The WRF and CMAQ simulations were evaluated in our previous studies (Ding et al., 2019a, b), demonstrating acceptable agreement with CNEMC observations, albeit with limitations in areas where observations are available. In rural areas where no observations are available, direct comparison of CMAQ predictions with actual observations is not possible. However, the CMAQ data used in this study primarily serve to establish a testbed representing scenarios based on physical laws such as emission, diffusion, advection, and deposition. This approach contrasts with reanalysis or data fusion methods, which may deviate from these physical functions, even though they might exhibit better agreement with observations when available.

2.2 Decision-tree-based machine-learning method

This study employed three decision-tree-based machine-learning algorithms, i.e., random forest (Belgiu and Drăguţ, 2016), XGBoost (Chen and Guestrin, 2016), and LightGBM (Ke et al., 2017), to serve as benchmark cases given their widespread use in previous studies. Additionally, Deep Forest (denoted as DeepRF in this study) (Zhou and Feng, 2019), known for its superior performance (Wei et al., 2023), was included as an additional method to be evaluated in this study.

We incorporated similar features used in the machine-learning model, including observed meteorological variables (WRF output) and land use information.

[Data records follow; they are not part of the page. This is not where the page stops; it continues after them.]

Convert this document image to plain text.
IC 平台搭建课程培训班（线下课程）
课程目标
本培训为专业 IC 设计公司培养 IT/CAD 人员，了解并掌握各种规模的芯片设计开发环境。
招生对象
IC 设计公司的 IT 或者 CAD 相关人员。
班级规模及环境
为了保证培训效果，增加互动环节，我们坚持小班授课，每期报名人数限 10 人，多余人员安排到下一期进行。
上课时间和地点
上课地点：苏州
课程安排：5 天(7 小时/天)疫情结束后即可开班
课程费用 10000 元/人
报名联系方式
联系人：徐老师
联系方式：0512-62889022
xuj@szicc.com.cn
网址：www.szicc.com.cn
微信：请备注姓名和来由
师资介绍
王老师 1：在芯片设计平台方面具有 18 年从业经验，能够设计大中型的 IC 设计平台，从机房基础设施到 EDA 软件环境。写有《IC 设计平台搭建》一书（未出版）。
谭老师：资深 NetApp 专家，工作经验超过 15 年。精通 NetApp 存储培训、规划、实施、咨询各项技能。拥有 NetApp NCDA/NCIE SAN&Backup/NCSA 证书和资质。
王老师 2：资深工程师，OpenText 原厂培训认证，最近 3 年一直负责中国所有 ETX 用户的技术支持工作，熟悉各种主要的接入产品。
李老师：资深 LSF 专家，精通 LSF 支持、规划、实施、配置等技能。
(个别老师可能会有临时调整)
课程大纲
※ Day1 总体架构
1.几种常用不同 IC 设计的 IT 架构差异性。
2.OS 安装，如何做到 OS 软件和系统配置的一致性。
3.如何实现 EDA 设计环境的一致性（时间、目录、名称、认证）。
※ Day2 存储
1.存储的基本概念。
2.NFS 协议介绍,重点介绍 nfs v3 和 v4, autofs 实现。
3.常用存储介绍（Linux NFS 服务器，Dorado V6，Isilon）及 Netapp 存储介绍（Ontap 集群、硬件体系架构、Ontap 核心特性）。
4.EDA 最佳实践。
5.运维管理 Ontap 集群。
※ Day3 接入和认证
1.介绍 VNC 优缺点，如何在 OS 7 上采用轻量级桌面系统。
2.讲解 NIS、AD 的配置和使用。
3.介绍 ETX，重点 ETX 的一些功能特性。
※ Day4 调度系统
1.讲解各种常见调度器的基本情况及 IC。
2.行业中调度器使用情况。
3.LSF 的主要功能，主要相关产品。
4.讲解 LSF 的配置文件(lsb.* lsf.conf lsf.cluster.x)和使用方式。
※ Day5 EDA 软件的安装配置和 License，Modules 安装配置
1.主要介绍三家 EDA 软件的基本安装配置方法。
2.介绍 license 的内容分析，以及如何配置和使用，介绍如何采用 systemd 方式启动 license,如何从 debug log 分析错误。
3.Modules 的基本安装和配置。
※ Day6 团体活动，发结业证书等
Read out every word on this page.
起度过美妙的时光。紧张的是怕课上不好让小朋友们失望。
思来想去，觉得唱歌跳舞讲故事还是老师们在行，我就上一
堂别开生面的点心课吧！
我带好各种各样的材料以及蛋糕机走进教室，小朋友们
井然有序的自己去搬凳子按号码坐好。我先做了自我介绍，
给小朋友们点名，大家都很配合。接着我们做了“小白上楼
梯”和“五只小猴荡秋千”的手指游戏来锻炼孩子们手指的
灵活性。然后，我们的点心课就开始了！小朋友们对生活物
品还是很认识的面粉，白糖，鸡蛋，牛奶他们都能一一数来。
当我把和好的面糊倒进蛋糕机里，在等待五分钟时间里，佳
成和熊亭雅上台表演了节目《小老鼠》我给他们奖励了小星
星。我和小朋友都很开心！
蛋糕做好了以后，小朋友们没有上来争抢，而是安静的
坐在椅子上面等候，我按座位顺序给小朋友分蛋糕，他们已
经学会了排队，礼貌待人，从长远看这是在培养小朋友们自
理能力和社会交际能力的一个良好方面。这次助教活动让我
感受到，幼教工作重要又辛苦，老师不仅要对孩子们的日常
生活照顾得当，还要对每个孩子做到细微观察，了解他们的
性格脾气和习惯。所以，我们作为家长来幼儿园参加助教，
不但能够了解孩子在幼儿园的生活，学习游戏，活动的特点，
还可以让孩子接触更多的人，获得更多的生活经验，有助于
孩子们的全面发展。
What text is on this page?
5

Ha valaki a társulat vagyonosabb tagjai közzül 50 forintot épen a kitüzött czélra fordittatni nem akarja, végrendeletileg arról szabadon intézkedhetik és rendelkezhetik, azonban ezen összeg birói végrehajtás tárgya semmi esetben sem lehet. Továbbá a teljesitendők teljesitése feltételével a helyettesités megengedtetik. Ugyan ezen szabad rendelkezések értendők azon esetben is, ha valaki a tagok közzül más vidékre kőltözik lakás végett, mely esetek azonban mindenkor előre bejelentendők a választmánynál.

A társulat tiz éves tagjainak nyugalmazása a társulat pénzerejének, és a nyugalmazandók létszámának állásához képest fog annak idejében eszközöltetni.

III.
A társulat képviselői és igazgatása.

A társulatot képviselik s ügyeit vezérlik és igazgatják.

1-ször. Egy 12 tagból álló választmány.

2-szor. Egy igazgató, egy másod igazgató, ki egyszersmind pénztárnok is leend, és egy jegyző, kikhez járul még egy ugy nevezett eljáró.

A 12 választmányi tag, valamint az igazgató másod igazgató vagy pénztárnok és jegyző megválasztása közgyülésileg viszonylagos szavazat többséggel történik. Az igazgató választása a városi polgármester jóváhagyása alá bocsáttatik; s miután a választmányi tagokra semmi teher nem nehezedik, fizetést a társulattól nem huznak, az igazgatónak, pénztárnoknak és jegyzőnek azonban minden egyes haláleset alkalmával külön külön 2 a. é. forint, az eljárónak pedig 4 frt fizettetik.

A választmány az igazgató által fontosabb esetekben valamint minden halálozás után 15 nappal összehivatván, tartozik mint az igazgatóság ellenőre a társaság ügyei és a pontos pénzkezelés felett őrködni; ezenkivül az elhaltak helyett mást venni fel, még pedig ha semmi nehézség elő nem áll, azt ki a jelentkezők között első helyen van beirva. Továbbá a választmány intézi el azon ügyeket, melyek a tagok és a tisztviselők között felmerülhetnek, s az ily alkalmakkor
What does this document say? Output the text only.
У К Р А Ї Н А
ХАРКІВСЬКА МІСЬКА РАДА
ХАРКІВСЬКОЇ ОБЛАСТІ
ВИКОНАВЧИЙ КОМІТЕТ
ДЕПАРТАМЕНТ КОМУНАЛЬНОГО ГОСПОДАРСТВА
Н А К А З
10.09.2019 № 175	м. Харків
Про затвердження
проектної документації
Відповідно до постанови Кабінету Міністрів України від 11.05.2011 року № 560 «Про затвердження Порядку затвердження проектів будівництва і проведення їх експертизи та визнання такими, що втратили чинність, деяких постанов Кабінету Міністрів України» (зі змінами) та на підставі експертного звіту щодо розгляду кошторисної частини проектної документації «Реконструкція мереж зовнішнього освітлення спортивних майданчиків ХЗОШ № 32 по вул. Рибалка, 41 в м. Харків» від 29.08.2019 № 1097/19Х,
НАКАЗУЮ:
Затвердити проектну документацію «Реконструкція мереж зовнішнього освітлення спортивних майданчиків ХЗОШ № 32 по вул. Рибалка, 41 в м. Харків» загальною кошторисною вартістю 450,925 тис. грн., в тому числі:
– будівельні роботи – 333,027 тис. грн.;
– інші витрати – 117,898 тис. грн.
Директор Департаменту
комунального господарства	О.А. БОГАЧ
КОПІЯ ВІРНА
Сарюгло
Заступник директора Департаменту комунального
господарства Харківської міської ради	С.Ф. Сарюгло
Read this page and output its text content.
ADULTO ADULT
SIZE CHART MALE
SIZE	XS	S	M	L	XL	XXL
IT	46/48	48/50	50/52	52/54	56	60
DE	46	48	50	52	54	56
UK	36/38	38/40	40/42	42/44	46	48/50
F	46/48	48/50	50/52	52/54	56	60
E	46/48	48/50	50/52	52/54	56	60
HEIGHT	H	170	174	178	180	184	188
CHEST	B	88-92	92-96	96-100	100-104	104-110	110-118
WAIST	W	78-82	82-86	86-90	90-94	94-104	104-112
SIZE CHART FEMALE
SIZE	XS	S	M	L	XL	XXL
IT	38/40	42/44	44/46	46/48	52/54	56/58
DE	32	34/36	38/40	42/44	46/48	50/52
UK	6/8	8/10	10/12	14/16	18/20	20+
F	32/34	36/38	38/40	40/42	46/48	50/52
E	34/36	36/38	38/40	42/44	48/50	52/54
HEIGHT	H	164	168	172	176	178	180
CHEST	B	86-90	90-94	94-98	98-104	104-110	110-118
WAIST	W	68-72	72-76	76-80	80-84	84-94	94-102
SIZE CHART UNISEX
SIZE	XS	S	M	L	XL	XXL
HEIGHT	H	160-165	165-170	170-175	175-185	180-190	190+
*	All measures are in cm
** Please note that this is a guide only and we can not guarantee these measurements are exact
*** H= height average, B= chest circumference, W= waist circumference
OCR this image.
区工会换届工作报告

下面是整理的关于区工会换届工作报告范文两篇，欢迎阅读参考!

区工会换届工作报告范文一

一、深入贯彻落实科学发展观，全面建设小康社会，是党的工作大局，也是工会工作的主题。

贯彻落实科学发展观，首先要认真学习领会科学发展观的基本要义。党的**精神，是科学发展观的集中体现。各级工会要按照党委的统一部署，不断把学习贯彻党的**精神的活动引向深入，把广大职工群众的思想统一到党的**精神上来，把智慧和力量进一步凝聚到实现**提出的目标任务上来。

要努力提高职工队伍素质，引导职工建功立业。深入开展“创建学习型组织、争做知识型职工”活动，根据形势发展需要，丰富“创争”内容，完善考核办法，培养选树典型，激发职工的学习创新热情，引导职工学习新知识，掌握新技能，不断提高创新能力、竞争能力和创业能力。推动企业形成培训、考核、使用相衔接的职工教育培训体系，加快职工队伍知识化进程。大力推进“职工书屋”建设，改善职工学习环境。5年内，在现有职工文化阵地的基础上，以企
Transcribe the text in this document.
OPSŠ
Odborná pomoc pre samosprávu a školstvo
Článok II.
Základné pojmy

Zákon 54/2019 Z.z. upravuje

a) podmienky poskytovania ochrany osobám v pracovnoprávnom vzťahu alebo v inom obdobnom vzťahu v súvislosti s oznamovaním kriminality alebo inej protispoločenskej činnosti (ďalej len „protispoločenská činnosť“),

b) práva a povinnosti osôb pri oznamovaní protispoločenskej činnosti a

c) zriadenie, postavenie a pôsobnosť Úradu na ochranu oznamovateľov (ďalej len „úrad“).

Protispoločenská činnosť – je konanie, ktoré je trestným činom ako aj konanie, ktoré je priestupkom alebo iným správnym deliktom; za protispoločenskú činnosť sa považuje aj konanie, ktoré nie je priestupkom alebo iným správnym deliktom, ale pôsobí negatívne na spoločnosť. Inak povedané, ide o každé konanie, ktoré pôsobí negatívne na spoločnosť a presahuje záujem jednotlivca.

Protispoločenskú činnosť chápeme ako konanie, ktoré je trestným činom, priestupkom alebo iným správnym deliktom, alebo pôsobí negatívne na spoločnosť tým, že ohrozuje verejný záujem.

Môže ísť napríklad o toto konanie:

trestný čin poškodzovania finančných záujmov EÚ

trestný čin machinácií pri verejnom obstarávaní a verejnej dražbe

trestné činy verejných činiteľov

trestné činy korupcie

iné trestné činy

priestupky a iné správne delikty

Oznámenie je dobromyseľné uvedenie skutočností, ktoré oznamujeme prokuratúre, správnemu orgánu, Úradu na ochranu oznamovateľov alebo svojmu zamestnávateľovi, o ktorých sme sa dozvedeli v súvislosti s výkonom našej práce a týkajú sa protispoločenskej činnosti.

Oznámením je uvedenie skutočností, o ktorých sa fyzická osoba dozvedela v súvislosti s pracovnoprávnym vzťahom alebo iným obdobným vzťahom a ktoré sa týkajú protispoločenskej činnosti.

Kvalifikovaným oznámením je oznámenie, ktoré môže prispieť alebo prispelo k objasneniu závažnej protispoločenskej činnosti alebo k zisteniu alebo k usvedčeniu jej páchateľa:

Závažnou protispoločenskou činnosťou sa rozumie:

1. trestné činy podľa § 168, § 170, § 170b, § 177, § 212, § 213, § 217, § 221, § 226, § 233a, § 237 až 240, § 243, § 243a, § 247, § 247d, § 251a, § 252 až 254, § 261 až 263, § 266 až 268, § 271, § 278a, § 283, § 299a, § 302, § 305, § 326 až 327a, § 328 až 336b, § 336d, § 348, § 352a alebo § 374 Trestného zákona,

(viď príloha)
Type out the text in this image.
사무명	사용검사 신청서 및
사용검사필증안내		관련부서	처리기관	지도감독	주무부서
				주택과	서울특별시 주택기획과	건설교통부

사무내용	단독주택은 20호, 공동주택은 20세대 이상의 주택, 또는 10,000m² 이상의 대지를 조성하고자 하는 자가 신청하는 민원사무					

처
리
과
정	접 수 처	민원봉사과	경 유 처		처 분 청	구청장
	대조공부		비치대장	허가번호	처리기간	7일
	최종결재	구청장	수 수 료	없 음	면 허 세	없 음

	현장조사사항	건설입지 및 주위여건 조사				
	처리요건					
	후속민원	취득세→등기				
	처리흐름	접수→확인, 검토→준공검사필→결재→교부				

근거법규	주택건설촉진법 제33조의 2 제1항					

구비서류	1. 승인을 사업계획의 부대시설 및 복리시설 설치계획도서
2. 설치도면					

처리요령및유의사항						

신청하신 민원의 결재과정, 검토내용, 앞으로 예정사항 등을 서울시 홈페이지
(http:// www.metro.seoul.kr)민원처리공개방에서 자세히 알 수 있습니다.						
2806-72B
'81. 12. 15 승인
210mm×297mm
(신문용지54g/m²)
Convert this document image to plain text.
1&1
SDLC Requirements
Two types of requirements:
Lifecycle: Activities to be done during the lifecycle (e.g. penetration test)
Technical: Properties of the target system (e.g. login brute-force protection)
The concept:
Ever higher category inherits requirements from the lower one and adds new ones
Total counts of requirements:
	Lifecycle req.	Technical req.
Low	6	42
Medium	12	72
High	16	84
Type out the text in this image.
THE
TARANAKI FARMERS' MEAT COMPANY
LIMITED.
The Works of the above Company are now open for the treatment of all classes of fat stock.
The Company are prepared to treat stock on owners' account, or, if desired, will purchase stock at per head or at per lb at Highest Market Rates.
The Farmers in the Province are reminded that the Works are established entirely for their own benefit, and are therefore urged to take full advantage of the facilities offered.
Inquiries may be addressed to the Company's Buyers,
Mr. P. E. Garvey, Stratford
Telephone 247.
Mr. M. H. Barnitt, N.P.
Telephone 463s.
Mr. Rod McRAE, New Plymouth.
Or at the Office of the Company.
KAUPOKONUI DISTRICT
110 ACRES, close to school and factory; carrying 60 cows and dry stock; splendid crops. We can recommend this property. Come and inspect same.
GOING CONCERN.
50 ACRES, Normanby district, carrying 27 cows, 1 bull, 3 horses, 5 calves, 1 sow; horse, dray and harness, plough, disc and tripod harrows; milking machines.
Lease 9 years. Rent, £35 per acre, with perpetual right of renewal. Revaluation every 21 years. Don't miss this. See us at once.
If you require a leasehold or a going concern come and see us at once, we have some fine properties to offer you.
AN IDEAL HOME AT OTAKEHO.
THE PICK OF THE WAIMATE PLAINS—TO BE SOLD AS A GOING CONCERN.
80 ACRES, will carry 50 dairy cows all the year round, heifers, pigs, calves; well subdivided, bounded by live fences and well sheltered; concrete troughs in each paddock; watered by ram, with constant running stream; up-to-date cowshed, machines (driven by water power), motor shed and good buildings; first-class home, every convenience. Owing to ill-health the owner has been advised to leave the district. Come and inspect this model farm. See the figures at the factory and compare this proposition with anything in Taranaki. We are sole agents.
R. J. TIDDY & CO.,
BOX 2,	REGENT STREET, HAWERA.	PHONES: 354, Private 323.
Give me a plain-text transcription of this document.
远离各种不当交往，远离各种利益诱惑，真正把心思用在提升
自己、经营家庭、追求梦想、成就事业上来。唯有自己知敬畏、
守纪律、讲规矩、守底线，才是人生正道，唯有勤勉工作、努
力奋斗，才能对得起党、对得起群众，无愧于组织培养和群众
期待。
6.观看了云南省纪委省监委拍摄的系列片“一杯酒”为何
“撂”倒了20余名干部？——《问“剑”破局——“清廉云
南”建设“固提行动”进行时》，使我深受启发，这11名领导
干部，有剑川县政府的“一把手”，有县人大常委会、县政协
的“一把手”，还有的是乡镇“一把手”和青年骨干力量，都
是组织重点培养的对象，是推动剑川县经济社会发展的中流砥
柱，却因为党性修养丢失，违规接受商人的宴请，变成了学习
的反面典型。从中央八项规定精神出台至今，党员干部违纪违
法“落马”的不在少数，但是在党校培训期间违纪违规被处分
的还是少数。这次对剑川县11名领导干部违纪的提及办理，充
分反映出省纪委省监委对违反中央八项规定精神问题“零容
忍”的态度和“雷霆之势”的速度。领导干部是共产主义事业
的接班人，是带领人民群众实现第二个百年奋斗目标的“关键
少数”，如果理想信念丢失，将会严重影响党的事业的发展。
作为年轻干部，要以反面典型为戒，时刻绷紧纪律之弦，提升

The reason is that we deliberately avoided using CTM simulation results for two key reasons, while some previous studies included CTM results as additional features in training machine-learning models. First, the CTM will be applied to the testbed to evaluate the model's performance, and introducing CTM results could leak information as these results are utilized as labels and therefore cannot be used as input thereafter. Second, we aimed to propose a comprehensive CTM-free method that relies exclusively on satellite products and meteorological variations obtained from observations. This choice is motivated by the low efficiency when using the CTM and the uncertainties that this introduces. Furthermore, the only additional information provided by the CTM is related to emissions, which still suffer from uncertainties. Therefore, instead of relying on the CTM or prior emission data, we introduce the NO2 column density. This variable is highly correlated with emission sources and can be directly observed from satellites, offering a more accurate representation of emission information.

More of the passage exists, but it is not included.